ノリの悪い日記

古今東西の映画、ポピュラー音楽、その他をいまここに交錯させながら随想します。

九九について

最近改めて気がついたのだが、九九の七の段を頭の中で、たとえば「ヒチシニジュウハチ」と言っている。こんなところに西日本で教育を受けた痕跡がまだ残っていたのだと感動してしまった。七の段の九九が怪しい子が多いと感じるのは、もしかして「シチシニジュウハチ」などと唱えているからなのだろうか。「ヒチシニジュウハチ」と唱えた子は、その段がとりわけ覚えにくかったという記憶はない。(もっとも九九なんて覚えていなくても、2 倍することと、2 で割ることと 10 倍することの計算ができれば後は足し算、引き算で用は足りるが。)

九九は奈良時代からあるようだが、明治の途中までは「半九九」だった。2 x 8 を覚えて 8 x 2 を覚えない、あるいはその逆の 8 x 2 を覚えて 2 x 8 を覚えないやり方を「半九九」という。また両方覚える今の九九を「全九九」と言ったりする。これに関して前々から疑問なのは、計算ミスの発生率という観点から「半九九」のみで計算している人 (つまり 8 x 2 でもニハチと計算している人) と「全九九」で計算している人に有意な違いが出るかということである。
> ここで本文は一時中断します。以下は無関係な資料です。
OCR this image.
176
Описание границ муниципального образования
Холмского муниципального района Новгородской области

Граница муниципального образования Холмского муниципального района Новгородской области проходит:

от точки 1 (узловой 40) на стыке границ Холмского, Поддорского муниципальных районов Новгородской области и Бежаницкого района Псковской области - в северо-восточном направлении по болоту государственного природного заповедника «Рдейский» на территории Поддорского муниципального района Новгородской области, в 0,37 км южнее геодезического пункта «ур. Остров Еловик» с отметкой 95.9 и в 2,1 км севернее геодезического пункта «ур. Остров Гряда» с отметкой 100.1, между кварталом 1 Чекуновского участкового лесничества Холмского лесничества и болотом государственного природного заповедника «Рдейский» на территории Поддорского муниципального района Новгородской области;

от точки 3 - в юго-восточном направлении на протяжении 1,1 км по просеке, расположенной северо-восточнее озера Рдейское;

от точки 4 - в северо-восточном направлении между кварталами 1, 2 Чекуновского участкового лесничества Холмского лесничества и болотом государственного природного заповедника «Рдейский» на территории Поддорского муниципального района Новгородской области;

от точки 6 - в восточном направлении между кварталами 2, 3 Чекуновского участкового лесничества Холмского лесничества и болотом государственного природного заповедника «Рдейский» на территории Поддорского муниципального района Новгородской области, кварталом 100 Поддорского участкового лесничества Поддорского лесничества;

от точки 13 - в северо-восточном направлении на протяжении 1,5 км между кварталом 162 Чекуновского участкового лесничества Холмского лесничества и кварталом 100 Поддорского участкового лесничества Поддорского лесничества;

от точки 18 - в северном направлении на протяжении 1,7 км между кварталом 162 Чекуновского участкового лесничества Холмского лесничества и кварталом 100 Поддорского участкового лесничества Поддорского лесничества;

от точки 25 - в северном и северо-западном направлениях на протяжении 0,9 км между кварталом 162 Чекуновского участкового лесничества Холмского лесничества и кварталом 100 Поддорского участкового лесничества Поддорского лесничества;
これはたとえば、こういうシチュエーションである。 87 x 6 を暗算で計算するのに、
全九九だったら、「ハチロクシジュウハチ」として 48 を計算し、「シ(ヒ)チロクシジュウニ」と 42 を計算し、42 のくりあがった十の位の 4 を 48 に足して52、最後に一の位の数字 2 をつけて 522 と結果を得るだろう (暗算して結果を書くまで 4 〜 5 秒ぐらい? )。一方「半九九」を使う場合には、常に小さい数字に大きい数字をかけるので、
「ロクハシジュウハチ」として 48 を計算し、「ロクシ(ヒ)チシジュウニ」と 42 を計算し、42 のくりあがった十の位の 4 を 48 に足して52、最後に一の位の数字 2 をつけて 522 と結果を得るということである。

なお、語感から言えば、「二八の娘盛り」「四六時中」のように成句となっているのは、小さい数の順にかける方である。